Tunjuk Sandiaga Uno, Prabowo Dinilai Lebih Pilih Jaminan Biaya Kampanye

Tunjuk Sandiaga Uno Prabowo Dinilai Lebih Pilih Jaminan Biaya Kampanye Prabowo Subianto dan Sandiaga Uno (Foto: Antara)

Covesia.com - Tak hanya Jokowi, Prabowo Subianto juga mengumumkan nama Cawapres yang akan mendampinginya di Pilpres 2019. Prabowo menyebutkan Wakil Gubernur DKI Jakarta, Sandiaga Uno akan mendampinginya berlaga di Pilpres 2019.

Nama Sandiaga tiba-tiba muncul sehari kemarin, Kamis (9/8/2018) detik-detik sebelum Prabowo mengumumkan pendampingnya.

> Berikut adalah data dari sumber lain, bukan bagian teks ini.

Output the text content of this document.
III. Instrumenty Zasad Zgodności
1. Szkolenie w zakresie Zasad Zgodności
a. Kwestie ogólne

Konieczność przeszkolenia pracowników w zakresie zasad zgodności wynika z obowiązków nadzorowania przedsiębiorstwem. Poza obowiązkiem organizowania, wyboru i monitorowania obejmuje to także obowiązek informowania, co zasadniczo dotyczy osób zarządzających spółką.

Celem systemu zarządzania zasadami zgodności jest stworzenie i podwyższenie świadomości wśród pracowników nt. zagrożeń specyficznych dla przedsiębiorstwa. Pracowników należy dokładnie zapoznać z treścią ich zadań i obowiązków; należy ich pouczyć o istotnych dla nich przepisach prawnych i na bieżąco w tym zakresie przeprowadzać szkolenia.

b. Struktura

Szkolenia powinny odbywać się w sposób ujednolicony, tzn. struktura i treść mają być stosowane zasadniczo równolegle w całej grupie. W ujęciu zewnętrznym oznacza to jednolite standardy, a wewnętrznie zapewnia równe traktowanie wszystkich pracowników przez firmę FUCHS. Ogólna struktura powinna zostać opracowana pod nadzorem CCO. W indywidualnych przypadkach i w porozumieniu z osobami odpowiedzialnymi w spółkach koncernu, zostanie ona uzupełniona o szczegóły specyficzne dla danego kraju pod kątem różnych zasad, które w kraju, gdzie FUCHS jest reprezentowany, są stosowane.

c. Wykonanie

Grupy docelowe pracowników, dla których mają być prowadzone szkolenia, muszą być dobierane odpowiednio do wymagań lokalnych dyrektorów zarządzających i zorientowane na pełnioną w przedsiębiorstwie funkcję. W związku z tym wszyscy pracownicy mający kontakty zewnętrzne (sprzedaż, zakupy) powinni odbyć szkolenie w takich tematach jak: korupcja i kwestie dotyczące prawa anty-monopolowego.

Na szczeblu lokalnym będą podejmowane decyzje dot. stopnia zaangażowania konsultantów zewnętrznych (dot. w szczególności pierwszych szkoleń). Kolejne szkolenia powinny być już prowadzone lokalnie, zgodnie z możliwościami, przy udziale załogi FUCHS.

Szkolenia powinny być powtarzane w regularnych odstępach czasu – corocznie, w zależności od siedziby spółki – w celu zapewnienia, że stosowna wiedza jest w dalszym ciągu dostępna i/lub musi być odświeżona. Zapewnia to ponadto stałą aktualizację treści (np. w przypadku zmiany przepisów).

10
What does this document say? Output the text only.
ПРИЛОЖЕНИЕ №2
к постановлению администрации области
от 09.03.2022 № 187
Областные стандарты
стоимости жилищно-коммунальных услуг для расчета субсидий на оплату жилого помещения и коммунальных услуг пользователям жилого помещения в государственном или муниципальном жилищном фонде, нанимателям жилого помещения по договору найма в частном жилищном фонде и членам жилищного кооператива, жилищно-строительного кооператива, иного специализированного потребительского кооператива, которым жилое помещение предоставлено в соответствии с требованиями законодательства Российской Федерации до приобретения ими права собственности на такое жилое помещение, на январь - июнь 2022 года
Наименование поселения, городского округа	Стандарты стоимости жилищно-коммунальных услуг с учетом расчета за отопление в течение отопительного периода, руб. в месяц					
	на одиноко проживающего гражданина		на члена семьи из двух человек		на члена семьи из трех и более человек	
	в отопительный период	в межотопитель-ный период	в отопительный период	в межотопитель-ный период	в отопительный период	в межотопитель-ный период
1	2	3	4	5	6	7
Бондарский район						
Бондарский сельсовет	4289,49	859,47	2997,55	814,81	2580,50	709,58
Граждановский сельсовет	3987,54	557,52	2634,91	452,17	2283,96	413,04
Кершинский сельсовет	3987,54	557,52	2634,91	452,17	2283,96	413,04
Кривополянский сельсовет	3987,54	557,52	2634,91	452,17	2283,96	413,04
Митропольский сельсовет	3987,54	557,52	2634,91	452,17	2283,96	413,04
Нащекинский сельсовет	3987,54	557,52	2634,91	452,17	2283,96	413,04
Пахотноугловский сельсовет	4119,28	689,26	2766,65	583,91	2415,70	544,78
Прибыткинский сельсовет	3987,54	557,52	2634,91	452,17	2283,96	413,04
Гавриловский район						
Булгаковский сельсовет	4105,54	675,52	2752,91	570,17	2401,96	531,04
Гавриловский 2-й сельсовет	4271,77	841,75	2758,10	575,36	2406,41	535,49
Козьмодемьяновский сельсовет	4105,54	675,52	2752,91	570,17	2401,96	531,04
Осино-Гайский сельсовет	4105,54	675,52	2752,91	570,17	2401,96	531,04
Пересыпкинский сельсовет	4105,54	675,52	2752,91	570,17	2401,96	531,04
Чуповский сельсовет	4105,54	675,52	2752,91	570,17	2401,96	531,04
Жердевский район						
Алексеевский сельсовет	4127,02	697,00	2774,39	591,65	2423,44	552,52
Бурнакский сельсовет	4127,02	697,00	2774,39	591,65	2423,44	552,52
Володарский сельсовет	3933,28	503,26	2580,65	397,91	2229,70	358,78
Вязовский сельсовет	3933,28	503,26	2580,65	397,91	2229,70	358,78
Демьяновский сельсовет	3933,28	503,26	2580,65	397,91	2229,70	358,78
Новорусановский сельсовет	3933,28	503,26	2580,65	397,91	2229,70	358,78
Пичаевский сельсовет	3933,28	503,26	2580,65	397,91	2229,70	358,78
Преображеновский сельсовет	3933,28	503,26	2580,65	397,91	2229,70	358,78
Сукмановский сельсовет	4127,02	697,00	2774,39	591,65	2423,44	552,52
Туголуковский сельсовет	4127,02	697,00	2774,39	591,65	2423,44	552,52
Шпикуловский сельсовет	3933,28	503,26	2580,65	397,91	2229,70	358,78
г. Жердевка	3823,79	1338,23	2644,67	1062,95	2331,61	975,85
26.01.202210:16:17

Sandiaga merupakan nama baru diluar sejumlah nama beken yang digadang-gadang akan mendampingi Prabowo di Pilpres mulai dari Komandan Kogasma Partai Demokrat Agus Harimurti Yudhoyono, Ketua Majelis Syuro PKS Salim Segaf Al Jufri, Ustaz Abdul Somad dan Gubernur DKI Jakarta Anies Baswedan.

Sontak terpilihnya Sandiaga menjadi tanda tanya publik. Tak hanya itu, adanya mahar politik yang diberikan Sandiaga terhadap sejumlah parpol juga menghiasi pemberitaan.

Pengamat Politik Universitas Andalas (Unand) Padang Sumatera Barat, Edi Indrizal menilai perlu adanya jaminan pembiayaan logistik kampanye menjadi pertimbangan Prabowo untuk menjatuhkan pilihan terhadap Sandiaga Uno

Baca: Pengamat: Jokowi Pilih Ma'ruf Amin untuk Cegah Poros Ketiga

"Prabowo pertimbangan akhirnya lebih kepada pertimbangan perlunya jaminan pembiayaan logistik kampanye dan saksi," ungkap Koordinator Lembaga Survey Indonesia (LSI) Wilayah III ini kepada Covesia, Jumat (10/8/2018).

Menurut Edi, memang pilihan Prabowo terhadap Sandiaga lebih menimbulkan kekecewan dibandingkan Jokowi yang akhirnya tidak memilih Mahfud MD.

"Namun ini biasa saja. Tentu ada yang kecewa," tambahnya.

Ketika Covesia.com tanyai mengenai pesan Whatsapp yang beredar mengenai alasan Prabowo tidak memilih golongan ulama, menurutnya jika memang harus mempertimbangkan ijtima ulama sejak awal Prabowo bisa lebih dahulu memutuskan tampa harus tunggu Jokowi.

"Bisa saja saya mengambil ulama.. Tapi saya tahu disana sudah ada Ayahanda K.H. Ma'aruf Amin.. Jadi lebih baik saya tidak maju jika umat Islam harus terbelah. Bukan saya tidak menghormati Ijtima.. Tapi saya ingin Indonesia Bersatu,"(Prabowo Subianto, 9/8/2018) begitu pesan Whasaap yang beredar.

"Dalam politik itu namanya panggung depan. Tapi panggung belakangnya bisa berbeda. Jika memang harus pertimbangkan ijtima ulama sejak awal Prabowo bisa lebih duluan memutuskan. Tidak harus tunggu dulu Jokowi," ungkap Edi.